Se escucharon fuertes claxonazos en la calle. Desde la puerta, doña Loreto informó a su marido y a su hija que el coche que iba a llevarlos a la estación ya estaba allí, que se dieran prisa en salir porque hacerse esperar la ponía nerviosa. Sin tiempo para despedidas, Santa y yo seguimos a los viajeros hasta la calle, donde se encontraba estacionado un cochecito con la cajuela abierta.
Martina fue la primera en abordar el vehículo. Desde la ventanilla se despidió de mí y dijo algo de las muñecas que no alcancé a entender. Mientras el auto se alejaba permanecí en la calle, al lado de Santa. Me mostró las llaves que doña Loreto acababa de entregarle y me pidió que la acompañara a la vivienda recién desocupada.
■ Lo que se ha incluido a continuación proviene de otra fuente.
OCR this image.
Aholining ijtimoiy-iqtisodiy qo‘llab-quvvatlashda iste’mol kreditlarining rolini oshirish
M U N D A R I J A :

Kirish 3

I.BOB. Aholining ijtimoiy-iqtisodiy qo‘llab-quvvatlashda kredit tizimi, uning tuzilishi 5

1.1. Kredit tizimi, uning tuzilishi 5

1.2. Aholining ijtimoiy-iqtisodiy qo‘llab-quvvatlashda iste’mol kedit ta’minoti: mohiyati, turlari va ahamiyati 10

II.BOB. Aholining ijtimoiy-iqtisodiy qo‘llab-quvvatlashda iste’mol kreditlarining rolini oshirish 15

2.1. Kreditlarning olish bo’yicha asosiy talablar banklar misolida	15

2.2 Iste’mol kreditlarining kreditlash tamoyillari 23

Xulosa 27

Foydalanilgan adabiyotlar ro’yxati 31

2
Quería limpiar la cocina de una vez para evitar la presencia de fauna nociva.
Cuando levantó el plato que Martina había dejado intacto, confesó que le daba lástima tirar el guisado y me propuso que me lo comiera. Lo rechacé, no tenía hambre y la papa, fría y grasienta, había dejado de parecerme apetecible.
Cuando Santa terminó su trabajo, salimos juntas y al atravesar la azotehuela vi en una maceta las muñecas de cartón. Al tomarlas, sin demasiado interés, comprendí que el tiempo de jugar había pasado. Era cierto, pero cuando recuerdo las tardes de los remotos viernes vuelvo a sentirme niña y a codiciar aquellas papas, amarillas y humeantes, sobre las que a veces caían granitos de sal. Nevada sobre el desierto. Los misterios de las candentes arenas del Sahara.